Watchdog failures: Tasks marked as FAILURE by the watchdog mechanism when worker heartbeats expire, indicating the worker died or became unresponsive during processing
Task orphaning: Automatically detected when RQ jobs expire while tasks show PENDING or STARTED status, with error messages indicating the likely cause (worker restart or Redis eviction)
Infrastructure issues: Details about worker restarts, Redis connection problems, or job TTL expiry
General failures: Descriptive error messages for task processing failures

Best Practices for Async Conversions#

Poll for status: Regularly check the task status endpoint to monitor conversion progress
Check error messages: When a task returns FAILURE status, inspect the error_message field for diagnostic details, including watchdog-detected worker failures
Terminal state reliability: Once a task reaches a terminal state (SUCCESS, FAILURE, CANCELLED), the status is authoritative and will not change, even if stale data exists in RQ
Implement timeouts: Set reasonable polling timeouts to avoid indefinite waiting
Retry logic: For infrastructure-related failures (indicated in error_message), consider implementing retry logic

Example: Polling Task Status#

After submitting a conversion request, poll the status endpoint:

GET /api/v1/tasks/{task_id}/status

Response when successful:

{
  "task_id": "abc123",
  "task_status": "SUCCESS",
  "task_meta": {
    "num_docs": 1,
    "num_processed": 1,
    "num_succeeded": 1,
    "num_failed": 0
  }
}

Response when failed:

{
  "task_id": "abc123",
  "task_status": "FAILURE",
  "error_message": "Task orphaned: RQ job expired while status was STARTED. Likely caused by worker restart or Redis eviction.",
  "task_meta": {
    "num_docs": 1,
    "num_processed": 0,
    "num_succeeded": 0,
    "num_failed": 1
  }
}

References#

Summary#

To generate Markdown with dynamic image alt text, set image_alt_mode to static, caption, or description in your API payload. For AI-generated alt text, use description and configure the OpenAI API options. Base64 encoding is only needed for direct file uploads, not for URLs.

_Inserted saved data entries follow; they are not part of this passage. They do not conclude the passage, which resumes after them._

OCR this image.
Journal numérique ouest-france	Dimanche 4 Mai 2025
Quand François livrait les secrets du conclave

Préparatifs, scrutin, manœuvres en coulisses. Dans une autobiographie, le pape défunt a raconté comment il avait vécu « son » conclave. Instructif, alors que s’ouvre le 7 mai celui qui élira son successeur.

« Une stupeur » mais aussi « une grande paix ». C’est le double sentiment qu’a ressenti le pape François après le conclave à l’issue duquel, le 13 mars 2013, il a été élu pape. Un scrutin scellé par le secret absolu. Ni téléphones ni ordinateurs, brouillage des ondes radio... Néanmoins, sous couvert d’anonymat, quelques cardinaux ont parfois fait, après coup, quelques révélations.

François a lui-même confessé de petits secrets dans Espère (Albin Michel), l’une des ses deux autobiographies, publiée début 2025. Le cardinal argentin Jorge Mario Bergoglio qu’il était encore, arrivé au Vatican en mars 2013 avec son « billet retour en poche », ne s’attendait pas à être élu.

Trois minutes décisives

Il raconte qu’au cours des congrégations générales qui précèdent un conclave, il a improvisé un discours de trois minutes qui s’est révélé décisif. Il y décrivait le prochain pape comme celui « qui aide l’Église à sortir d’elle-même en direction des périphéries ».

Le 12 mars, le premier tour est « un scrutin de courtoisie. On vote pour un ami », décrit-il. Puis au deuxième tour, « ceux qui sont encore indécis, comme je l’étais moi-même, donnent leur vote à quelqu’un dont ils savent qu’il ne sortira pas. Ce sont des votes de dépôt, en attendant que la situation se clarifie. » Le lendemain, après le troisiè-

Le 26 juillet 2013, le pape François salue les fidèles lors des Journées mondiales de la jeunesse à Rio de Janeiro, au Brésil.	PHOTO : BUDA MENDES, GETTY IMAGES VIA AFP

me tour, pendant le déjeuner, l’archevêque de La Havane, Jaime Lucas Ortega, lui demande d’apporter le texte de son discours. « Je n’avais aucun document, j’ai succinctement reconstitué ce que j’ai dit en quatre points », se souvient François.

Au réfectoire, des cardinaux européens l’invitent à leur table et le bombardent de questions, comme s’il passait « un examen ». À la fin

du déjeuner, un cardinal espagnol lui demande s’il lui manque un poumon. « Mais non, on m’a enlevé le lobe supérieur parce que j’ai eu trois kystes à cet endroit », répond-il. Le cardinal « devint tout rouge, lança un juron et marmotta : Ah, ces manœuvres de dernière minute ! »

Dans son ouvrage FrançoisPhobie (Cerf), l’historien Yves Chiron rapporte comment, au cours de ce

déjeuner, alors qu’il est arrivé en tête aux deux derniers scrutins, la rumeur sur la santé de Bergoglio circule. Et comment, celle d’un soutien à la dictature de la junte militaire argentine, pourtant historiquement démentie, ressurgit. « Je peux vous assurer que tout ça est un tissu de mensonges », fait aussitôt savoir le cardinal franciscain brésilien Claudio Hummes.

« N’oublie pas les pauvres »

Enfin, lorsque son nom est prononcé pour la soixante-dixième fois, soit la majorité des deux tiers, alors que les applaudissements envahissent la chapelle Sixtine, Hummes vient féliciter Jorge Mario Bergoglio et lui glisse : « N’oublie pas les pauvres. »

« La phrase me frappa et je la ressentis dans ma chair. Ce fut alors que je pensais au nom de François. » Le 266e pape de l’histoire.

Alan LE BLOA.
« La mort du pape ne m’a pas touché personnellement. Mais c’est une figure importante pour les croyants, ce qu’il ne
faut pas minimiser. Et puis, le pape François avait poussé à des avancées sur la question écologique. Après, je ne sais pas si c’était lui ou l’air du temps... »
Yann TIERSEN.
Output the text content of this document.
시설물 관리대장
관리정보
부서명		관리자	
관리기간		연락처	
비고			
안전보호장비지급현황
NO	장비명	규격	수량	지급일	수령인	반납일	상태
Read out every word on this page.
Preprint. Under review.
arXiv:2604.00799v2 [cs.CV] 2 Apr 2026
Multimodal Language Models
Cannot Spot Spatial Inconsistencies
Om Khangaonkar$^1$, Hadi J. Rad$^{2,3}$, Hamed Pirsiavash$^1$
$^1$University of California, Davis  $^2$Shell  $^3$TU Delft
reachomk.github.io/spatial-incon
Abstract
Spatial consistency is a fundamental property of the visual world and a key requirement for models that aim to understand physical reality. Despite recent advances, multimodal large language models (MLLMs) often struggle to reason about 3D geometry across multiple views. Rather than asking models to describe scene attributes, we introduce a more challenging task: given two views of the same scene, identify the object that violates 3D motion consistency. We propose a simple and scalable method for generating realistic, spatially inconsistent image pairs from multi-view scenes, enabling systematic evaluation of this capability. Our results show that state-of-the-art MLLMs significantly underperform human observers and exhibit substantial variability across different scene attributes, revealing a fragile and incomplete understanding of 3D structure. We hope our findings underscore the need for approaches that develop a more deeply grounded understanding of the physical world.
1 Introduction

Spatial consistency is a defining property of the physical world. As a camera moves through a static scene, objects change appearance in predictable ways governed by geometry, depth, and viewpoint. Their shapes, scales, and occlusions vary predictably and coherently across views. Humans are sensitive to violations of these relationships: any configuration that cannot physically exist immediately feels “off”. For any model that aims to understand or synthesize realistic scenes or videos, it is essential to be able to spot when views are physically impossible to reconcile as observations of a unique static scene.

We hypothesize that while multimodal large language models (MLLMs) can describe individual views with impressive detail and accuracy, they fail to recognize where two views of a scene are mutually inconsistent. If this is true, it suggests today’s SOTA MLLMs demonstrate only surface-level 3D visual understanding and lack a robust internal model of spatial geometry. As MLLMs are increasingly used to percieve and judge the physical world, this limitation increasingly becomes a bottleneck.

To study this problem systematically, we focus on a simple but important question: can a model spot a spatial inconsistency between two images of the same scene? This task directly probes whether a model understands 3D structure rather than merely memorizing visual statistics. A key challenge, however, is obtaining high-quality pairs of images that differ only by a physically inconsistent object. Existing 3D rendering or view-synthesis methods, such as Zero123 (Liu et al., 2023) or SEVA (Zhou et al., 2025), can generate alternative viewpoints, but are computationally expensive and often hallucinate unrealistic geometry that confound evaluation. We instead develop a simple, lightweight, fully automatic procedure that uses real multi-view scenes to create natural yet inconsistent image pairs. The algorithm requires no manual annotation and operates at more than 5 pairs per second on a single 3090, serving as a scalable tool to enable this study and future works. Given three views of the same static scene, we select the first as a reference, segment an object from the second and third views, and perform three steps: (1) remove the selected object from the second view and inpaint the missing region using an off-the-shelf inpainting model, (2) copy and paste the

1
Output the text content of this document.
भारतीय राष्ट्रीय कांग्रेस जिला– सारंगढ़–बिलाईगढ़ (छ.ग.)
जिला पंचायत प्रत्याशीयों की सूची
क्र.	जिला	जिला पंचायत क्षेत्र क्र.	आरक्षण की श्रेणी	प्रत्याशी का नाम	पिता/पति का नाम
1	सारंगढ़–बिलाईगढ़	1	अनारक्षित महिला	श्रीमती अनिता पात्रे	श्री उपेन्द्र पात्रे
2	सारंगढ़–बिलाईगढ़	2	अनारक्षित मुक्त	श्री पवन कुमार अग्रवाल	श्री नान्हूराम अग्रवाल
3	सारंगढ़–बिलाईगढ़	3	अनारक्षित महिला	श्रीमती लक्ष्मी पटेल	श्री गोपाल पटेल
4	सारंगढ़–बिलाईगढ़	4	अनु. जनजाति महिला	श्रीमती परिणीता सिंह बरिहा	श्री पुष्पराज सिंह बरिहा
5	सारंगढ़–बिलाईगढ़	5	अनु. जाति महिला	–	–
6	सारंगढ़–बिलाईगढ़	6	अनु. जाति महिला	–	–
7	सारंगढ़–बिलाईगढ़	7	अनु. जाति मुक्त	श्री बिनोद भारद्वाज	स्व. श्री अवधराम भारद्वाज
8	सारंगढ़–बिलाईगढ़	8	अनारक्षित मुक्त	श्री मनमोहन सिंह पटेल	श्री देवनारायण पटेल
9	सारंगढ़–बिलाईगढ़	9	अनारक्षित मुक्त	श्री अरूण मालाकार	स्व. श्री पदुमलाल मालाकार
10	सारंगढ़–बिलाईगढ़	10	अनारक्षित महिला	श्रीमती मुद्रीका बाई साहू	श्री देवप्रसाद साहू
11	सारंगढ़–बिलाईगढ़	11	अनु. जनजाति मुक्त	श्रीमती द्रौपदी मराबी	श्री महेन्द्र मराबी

For asynchronous conversions, poll the task status endpoint to monitor progress. The system uses a three-step status resolution process that protects terminal states from being overwritten by stale RQ data. Watchdog-based failure detection automatically marks tasks as failed when worker heartbeats expire, and zombie task reconciliation handles orphaned tasks. Check the error_message field when tasks fail to diagnose issues such as watchdog-detected worker failures, task orphaning, or infrastructure problems.